Due to the pace of the world we live in and the number of people in it, it is difficult to know where to begin looking for advice and tips when it comes to the field of freelance writing. The following 8 things all freelance writers should know, whether just starting off or having been in the business for years. It is these things which make the difference between a freelance writer and a successful freelance writer.
1. Stories will not come to you without effort
If you want to be a writer, then you need to start contacting companies and pitching your ideas. There will be equally as many rejections as there will be successes, so don’t get too downtrodden and give up if things don’t pick up initially.
The ebb and flow of work is an evergoing cycle, much like the tides. But if you keep up the effort to contact and communicate that you have ideas, you will manage to find the opportunity to share your story ideas over time. But this will definitely not be the case if you wait for those stories to come to you, because that doesn’t happen until you’re Christiane Amanpour and even then it is her who finds the stories, nobody else.
2. You need to keep up the practice
Write laps just like you would run them if you were training for the Olympics. According to the 10,000 hours practice rule, once you surpass this limit you are officially functioning at your best level and what are classed at ‘virtuoso’ level. Every hour you write is an hour closer to that goal.
Plus, if you keep up the practice even when you don’t have any freelance writing to work on, you’re giving yourself the natural advantage of speeding up everything from your typing time to how quickly you can come up with a headline. That practice is what will improve you overall when it comes to working on those important projects.
3. Proofreading is mandatory
Don’t be the person who submits their work only for it to be rife with mistakes that could have been easily spotted and fixed. This is an example of how to show a complete lack of professionalism when freelancing that could lose you further opportunities and even your piece being rejected on such grounds.
Proofread the way you would savour a really good piece of cake: Slowly and using every sense. If you’ve been staring at a screen for hours, give yourself a break and go back to it tomorrow. The more you proofread it before submission the better because you’ll definitely have given yourself the space to weed out all those errors.
4. You need to be your own editor
Linked with the proofreading, you can’t rely only on the editor on the other end of the communication, so act as your own editor throughout the writing process. To perform this role as well as writer, edit as you write. Think about where words have been overused, how they might be replaced, and always maintain a structural line.
5. Reading will improve your own level of writing
Just as writing laps aids the strength of your written voice, so too does reading. The more eclectically you read, the more your mind will adjust to different tones and settings, placing you amidst a thousand scenarios you would never otherwise encounter. For freelance writers especially, this is a valuable way of learning when you no longer have teachers and lessons around.

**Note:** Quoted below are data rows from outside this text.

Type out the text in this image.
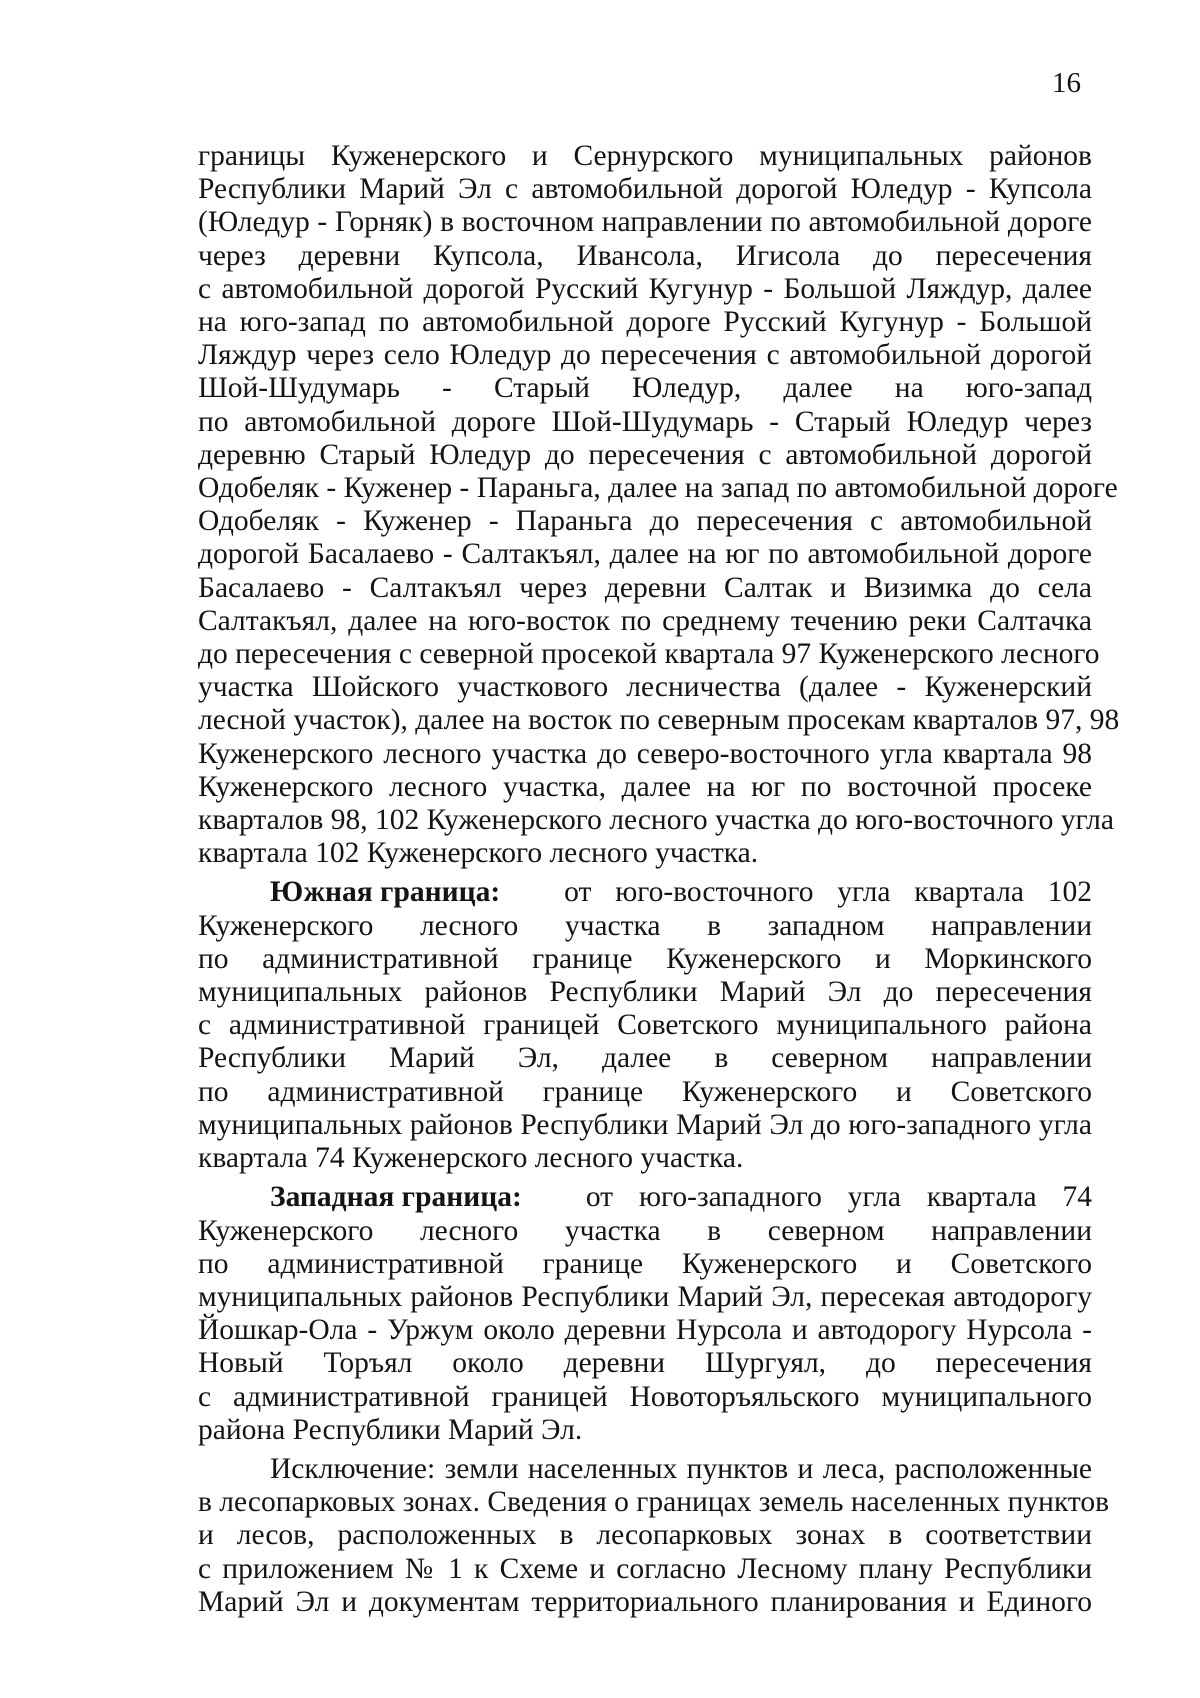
16
границы Куженерского и Сернурского муниципальных районов
Республики Марий Эл с автомобильной дорогой Юледур - Купсола
(Юледур - Горняк) в восточном направлении по автомобильной дороге
через деревни Купсола, Ивансола, Игисола до пересечения
с автомобильной дорогой Русский Кугунур - Большой Ляждур, далее
на юго-запад по автомобильной дороге Русский Кугунур - Большой
Ляждур через село Юледур до пересечения с автомобильной дорогой
Шой-Шудумарь - Старый Юледур, далее на юго-запад
по автомобильной дороге Шой-Шудумарь - Старый Юледур через
деревню Старый Юледур до пересечения с автомобильной дорогой
Одобеляк - Куженер - Параньга, далее на запад по автомобильной дороге
Одобеляк - Куженер - Параньга до пересечения с автомобильной
дорогой Басалаево - Салтакъял, далее на юг по автомобильной дороге
Басалаево - Салтакъял через деревни Салтак и Визимка до села
Салтакъял, далее на юго-восток по среднему течению реки Салтачка
до пересечения с северной просекой квартала 97 Куженерского лесного
участка Шойского участкового лесничества (далее - Куженерский
лесной участок), далее на восток по северным просекам кварталов 97, 98
Куженерского лесного участка до северо-восточного угла квартала 98
Куженерского лесного участка, далее на юг по восточной просеке
кварталов 98, 102 Куженерского лесного участка до юго-восточного угла
квартала 102 Куженерского лесного участка.
Южная граница: от юго-восточного угла квартала 102
Куженерского лесного участка в западном направлении
по административной границе Куженерского и Моркинского
муниципальных районов Республики Марий Эл до пересечения
с административной границей Советского муниципального района
Республики Марий Эл, далее в северном направлении
по административной границе Куженерского и Советского
муниципальных районов Республики Марий Эл до юго-западного угла
квартала 74 Куженерского лесного участка.
Западная граница: от юго-западного угла квартала 74
Куженерского лесного участка в северном направлении
по административной границе Куженерского и Советского
муниципальных районов Республики Марий Эл, пересекая автодорогу
Йошкар-Ола - Уржум около деревни Нурсола и автодорогу Нурсола -
Новый Торъял около деревни Шургуял, до пересечения
с административной границей Новоторъяльского муниципального
района Республики Марий Эл.
Исключение: земли населенных пунктов и леса, расположенные
в лесопарковых зонах. Сведения о границах земель населенных пунктов
и лесов, расположенных в лесопарковых зонах в соответствии
с приложением № 1 к Схеме и согласно Лесному плану Республики
Марий Эл и документам территориального планирования и Единого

Plus not only is reading an excellent resource for your writing, it’s even better for your mind in general. Studies show that just 30 minutes of reading a day can decrease your stress levels by a landslide in everything from the physical effect of stress hormones to how you perform under pressure.

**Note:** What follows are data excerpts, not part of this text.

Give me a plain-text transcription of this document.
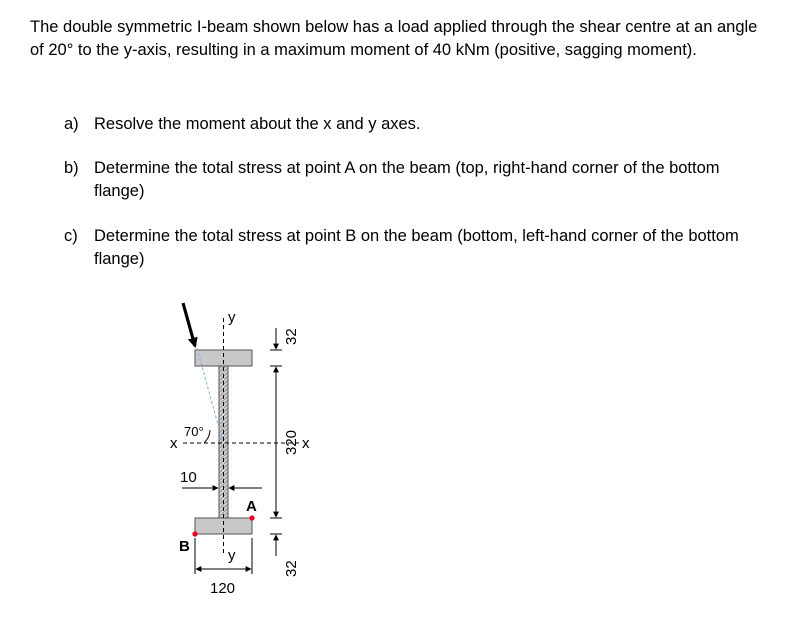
The double symmetric I-beam shown below has a load applied through the shear centre at an angle of 20° to the y-axis, resulting in a maximum moment of 40 kNm (positive, sagging moment).

a) Resolve the moment about the x and y axes.
b) Determine the total stress at point A on the beam (top, right-hand corner of the bottom flange)
c) Determine the total stress at point B on the beam (bottom, left-hand corner of the bottom flange)
y
y
x	x
70°
10
A
B
120
32
320
32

6. Mind maps aren’t just for the classroom
Colour coding is fun and allows you to tap into that creativity you have bottled up. Unleash it with some paper and pens, write down all of your ideas and let yourself be messy before everything needs to be organised again.
If you are freelancing and need to come up with some ideas fast, especially if you are suffering from writer’s block, this is a sure fire way to find a good starting point.
7. Keep your information organised
When you are a freelance writer, all of your work is down to you so losing things can be detrimental to both your income and future opportunities. File everything, print screen everything and in general, keep everything!
This might sound excessive but the case stands that, if you have an important document folder and know where everything is, you know where everything is and that’s the end of it. It saves a lot of effort and stress to keep things as organised as you possibly can.
8. Getting an early start is the way to go
And finally, all freelance writers should value the word ‘early’ above all others. It dominates the hierarchy of advice vocabulary because it is the key to pacing yourself, getting things done to a high standard and being able to stay calm. Starting early means that you are free of a lot of the pressures that come with rushing and mind blanks.
Be your own boss, your own teacher, your own person. Starting early means giving yourself the respect and care to work to your best, so don’t miss out on the opportunity to really fulfill what potential you have inside of you. This is definitely something all freelance writers should know.